CSファイナル3連勝で日本シリーズへ

チームを13年ぶりの日本シリーズへ導いた岡田監督
18年ぶりのリーグ優勝を飾った
阪神が、2位・
広島と激突したCSファイナルステージでも3連勝で日本シリーズ進出と圧倒した。
3試合はいずれも先制点を許したが、試合をひっくり返す強さがある。第1戦は先制された直後の4回に
森下翔太の左越えソロで同点に追いつき、5回に
村上頌樹と
近本光司の連続適時打で3点を勝ち越した。村上は6回1失点と先発できっちり試合をつくり、7回以降は4投手の継投策で無失点に抑えて4対1と快勝。

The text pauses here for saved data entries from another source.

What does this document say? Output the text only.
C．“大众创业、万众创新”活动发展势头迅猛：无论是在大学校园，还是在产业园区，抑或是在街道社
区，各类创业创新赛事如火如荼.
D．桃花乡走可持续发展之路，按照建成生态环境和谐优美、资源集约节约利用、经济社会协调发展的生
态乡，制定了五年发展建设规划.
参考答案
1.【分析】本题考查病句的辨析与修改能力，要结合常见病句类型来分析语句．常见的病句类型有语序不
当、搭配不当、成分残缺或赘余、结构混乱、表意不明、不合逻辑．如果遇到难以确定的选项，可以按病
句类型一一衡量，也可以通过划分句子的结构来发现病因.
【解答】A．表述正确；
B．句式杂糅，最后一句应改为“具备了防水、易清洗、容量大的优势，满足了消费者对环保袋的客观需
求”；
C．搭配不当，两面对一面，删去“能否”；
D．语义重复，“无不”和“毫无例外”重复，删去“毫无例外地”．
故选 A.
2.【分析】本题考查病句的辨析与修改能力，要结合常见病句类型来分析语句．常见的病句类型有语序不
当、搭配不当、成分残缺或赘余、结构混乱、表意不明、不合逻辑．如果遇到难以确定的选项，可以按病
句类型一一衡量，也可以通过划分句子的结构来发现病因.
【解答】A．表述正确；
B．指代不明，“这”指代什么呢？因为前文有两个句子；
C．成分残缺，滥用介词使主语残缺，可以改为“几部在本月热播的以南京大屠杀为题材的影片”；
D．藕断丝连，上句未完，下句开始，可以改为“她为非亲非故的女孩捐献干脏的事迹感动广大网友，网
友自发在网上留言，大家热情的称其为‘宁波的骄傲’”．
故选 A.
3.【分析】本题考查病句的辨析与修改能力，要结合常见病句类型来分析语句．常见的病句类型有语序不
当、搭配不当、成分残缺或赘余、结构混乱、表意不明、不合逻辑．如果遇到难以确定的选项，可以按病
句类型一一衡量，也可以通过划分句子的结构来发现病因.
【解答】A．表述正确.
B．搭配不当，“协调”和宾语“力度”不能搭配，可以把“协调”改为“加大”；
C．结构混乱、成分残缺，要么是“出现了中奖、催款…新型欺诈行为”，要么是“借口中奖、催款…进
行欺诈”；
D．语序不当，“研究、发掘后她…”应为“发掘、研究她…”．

第2戦も投手力で制した。初回に先制点を許したが、2回に
ノイジーの右前適時打と敵失が絡みすぐに追いつく。先発の
伊藤将司は制球がばらつき本来の状態ではなかったが要所をきっちり締め、7回1失点の好投。救援陣も踏ん張り、9回二死満塁から八番・
木浪聖也の右前打で2対1とサヨナラ勝ちを飾った。第3戦は七番・
坂本誠志郎が2本の適時打を放つなどこの日も伏兵が奮闘。自慢の救援陣が6回以降を無失点で切り抜け、4対2と競り合いを制した。
敵コーチが見た阪神の強さ
今年の阪神は一過性の勢いではなく、個々の選手が勝つための役割を遂行している。
巨人で今季打撃チーフコーチを務めた
大久保博元氏は実際に対戦し、その強さを週刊ベースボールのコラムで以下のように振り返っている。

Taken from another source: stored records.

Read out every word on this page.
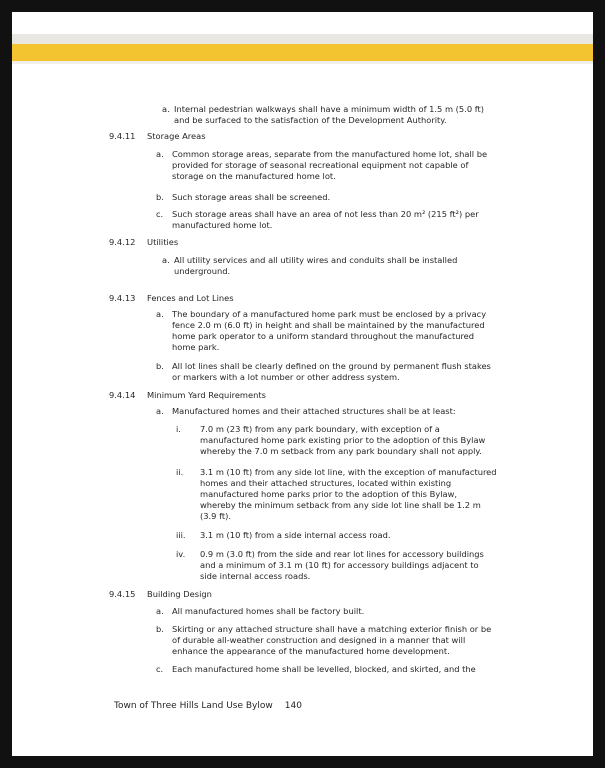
a. Internal pedestrian walkways shall have a minimum width of 1.5 m (5.0 ft)

and be surfaced to the satisfaction of the Development Authority.

9.4.11 Storage Areas
a. Common storage areas, separate from the manufactured home lot, shall be

provided for storage of seasonal recreational equipment not capable of

storage on the manufactured home lot.

b. Such storage areas shall be screened.

c. Such storage areas shall have an area of not less than 20 m² (215 ft²) per

manufactured home lot.

9.4.12 Utilities
a. All utility services and all utility wires and conduits shall be installed

underground.

9.4.13 Fences and Lot Lines
a. The boundary of a manufactured home park must be enclosed by a privacy

fence 2.0 m (6.0 ft) in height and shall be maintained by the manufactured

home park operator to a uniform standard throughout the manufactured

home park.

b. All lot lines shall be clearly defined on the ground by permanent flush stakes

or markers with a lot number or other address system.

9.4.14 Minimum Yard Requirements
a. Manufactured homes and their attached structures shall be at least:

i. 7.0 m (23 ft) from any park boundary, with exception of a

manufactured home park existing prior to the adoption of this Bylaw

whereby the 7.0 m setback from any park boundary shall not apply.

ii. 3.1 m (10 ft) from any side lot line, with the exception of manufactured

homes and their attached structures, located within existing

manufactured home parks prior to the adoption of this Bylaw,

whereby the minimum setback from any side lot line shall be 1.2 m

(3.9 ft).

iii. 3.1 m (10 ft) from a side internal access road.

iv. 0.9 m (3.0 ft) from the side and rear lot lines for accessory buildings

and a minimum of 3.1 m (10 ft) for accessory buildings adjacent to

side internal access roads.

9.4.15 Building Design
a. All manufactured homes shall be factory built.

b. Skirting or any attached structure shall have a matching exterior finish or be

of durable all-weather construction and designed in a manner that will

enhance the appearance of the manufactured home development.

c. Each manufactured home shall be levelled, blocked, and skirted, and the

Town of Three Hills Land Use Bylow 140
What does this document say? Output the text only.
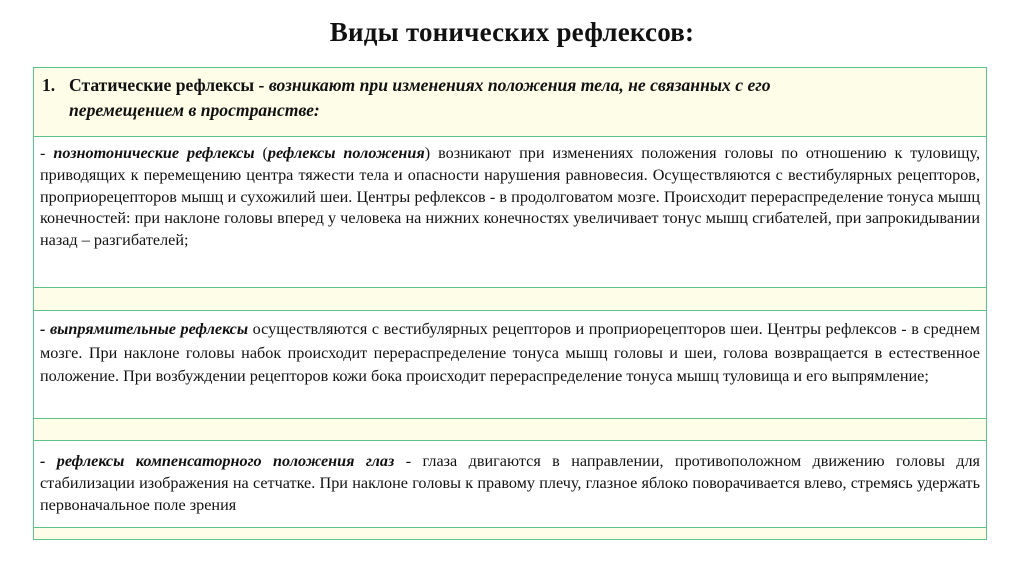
Виды тонических рефлексов:

1. Статические рефлексы - возникают при изменениях положения тела, не связанных с его

перемещением в пространстве:

- познотонические рефлексы (рефлексы положения) возникают при изменениях положения головы по отношению к туловищу, приводящих к перемещению центра тяжести тела и опасности нарушения равновесия. Осуществляются с вестибулярных рецепторов, проприорецепторов мышц и сухожилий шеи. Центры рефлексов - в продолговатом мозге. Происходит перераспределение тонуса мышц конечностей: при наклоне головы вперед у человека на нижних конечностях увеличивает тонус мышц сгибателей, при запрокидывании назад – разгибателей;

- выпрямительные рефлексы осуществляются с вестибулярных рецепторов и проприорецепторов шеи. Центры рефлексов - в среднем мозге. При наклоне головы набок происходит перераспределение тонуса мышц головы и шеи, голова возвращается в естественное положение. При возбуждении рецепторов кожи бока происходит перераспределение тонуса мышц туловища и его выпрямление;

- рефлексы компенсаторного положения глаз - глаза двигаются в направлении, противоположном движению головы для стабилизации изображения на сетчатке. При наклоне головы к правому плечу, глазное яблоко поворачивается влево, стремясь удержать первоначальное поле зрения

「1年間戦って強いチームとそうでないチームとの差を感じたこともありましたね。もちろん、打撃の面では責任を感じていますよ、ということを前提で話します。やはり、強いチームは、守備の面で何かあったときに、内野陣がすぐ集まっているな、ということです。優勝した阪神は特にそこの傾向が強かったなあ、と。
大山悠輔、木浪聖也、
佐藤輝明、
中野拓夢の内野陣が、小さなことでも、誰かが投手の近くに行くとスーッとマウンドに集まっていました。

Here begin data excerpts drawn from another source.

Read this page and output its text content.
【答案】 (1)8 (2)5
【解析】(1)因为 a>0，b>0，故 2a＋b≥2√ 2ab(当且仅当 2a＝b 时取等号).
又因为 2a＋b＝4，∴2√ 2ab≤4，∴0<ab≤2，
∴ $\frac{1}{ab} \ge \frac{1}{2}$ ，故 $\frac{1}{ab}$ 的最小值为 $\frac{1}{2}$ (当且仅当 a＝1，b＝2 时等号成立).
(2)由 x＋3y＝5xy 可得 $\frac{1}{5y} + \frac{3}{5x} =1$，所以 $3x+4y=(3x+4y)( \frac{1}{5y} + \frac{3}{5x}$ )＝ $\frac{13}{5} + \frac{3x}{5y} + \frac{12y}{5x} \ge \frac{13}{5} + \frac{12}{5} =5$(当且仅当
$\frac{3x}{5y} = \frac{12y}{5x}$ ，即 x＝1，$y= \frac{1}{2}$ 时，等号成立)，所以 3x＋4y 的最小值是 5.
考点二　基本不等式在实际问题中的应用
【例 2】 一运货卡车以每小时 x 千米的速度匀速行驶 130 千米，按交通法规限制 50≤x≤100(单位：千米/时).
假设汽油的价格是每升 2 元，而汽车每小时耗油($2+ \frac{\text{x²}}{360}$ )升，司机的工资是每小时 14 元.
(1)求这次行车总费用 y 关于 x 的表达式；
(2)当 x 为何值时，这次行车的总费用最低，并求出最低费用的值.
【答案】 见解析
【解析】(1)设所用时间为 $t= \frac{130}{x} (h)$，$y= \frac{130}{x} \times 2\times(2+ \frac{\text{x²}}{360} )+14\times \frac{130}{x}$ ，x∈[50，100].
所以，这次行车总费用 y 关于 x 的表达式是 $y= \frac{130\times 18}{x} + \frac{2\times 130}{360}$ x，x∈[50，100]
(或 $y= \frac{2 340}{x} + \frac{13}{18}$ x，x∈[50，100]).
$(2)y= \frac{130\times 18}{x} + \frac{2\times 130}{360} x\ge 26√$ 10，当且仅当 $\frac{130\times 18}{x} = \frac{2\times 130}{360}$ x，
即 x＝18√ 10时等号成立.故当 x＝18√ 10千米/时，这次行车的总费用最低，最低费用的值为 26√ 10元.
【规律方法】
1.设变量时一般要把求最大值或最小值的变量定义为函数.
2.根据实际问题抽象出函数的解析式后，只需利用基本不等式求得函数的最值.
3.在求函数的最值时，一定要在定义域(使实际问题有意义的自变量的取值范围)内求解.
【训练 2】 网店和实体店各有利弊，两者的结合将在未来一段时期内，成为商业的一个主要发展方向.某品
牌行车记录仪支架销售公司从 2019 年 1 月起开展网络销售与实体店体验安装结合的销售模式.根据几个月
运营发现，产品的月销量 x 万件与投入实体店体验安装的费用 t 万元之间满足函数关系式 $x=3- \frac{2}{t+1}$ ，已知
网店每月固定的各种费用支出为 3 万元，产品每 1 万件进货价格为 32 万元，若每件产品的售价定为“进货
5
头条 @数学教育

西武の黄金期のときの内野陣も、そういうことがよくありました」
「それはチームの意識が一つになっているという証拠でもあります。全員が勝利への意識が高いので、危険を察知して、自ら間(ま)を取りにいったりできるんです。巨人を含めBクラスのチームを見ているとそこが希薄に見えました。現場の選手たちは自分自身のことで必死なので、そういう部分に気が付かないことが多いんです。だからそこに助言をいれられるのは担当コーチです。ただ、それを担当コーチに言うと、私の越権行為になりますので、伝えていませんでした。それと先週もお話をしましたが、走塁の部分です。阪神の大山を例に出してしまいますが、四番があれだけ手を抜かずに走ったら、チームはいい方向に行きます」
チーム戦略の転換が奏功

阪神がFAで選手を獲得したのは18年オフの西勇が最後だ
阪神の強さの源として、チーム戦略の転換が挙げられる。かつてはFA補強に積極的なチームだったが、
金本知憲元監督の下で生え抜きの選手育成に重点を置く方針にシフト。
矢野燿大前監督も継承した。
青柳晃洋、伊藤将、村上、大山、佐藤輝、中野、近本と生え抜きが攻守の核になっている球団は強い。ドラフト戦略は高く評価されるべきだろう。最後にFA市場で獲得した選手は2018年オフの
西勇輝。昨オフは
森友哉(
オリックス)、
近藤健介(
ソフトバンク)に複数球団が興味を示したが、阪神は獲得レースに参戦しなかった。
今オフのFA市場でも球団の方針は変わらないだろう。
中田翔(巨人)、
山川穂高(西武)、
松井裕樹(
楽天)、
田口麗斗(
ヤクルト)、
加藤貴之(
日本ハム)、
山崎福也(オリックス)の動向に注目が集まるが、獲得を見送る公算が高い。
スポーツ紙記者は「チーム強化の観点でFA補強は即効性があるが、長期的視点で見ると若手の出場機会が失われるデメリットがある。今の阪神は投打で生え抜きのレギュラーが固まり、数年後の主力として期待される若手の成長株も順調に育っている。現有戦力で来季もリーグ連覇する力は十分に備わっている」と評する。
名将・
岡田彰布監督の下で黄金時代へ――。本物の強さを証明するため、38年ぶりの日本一を目指す。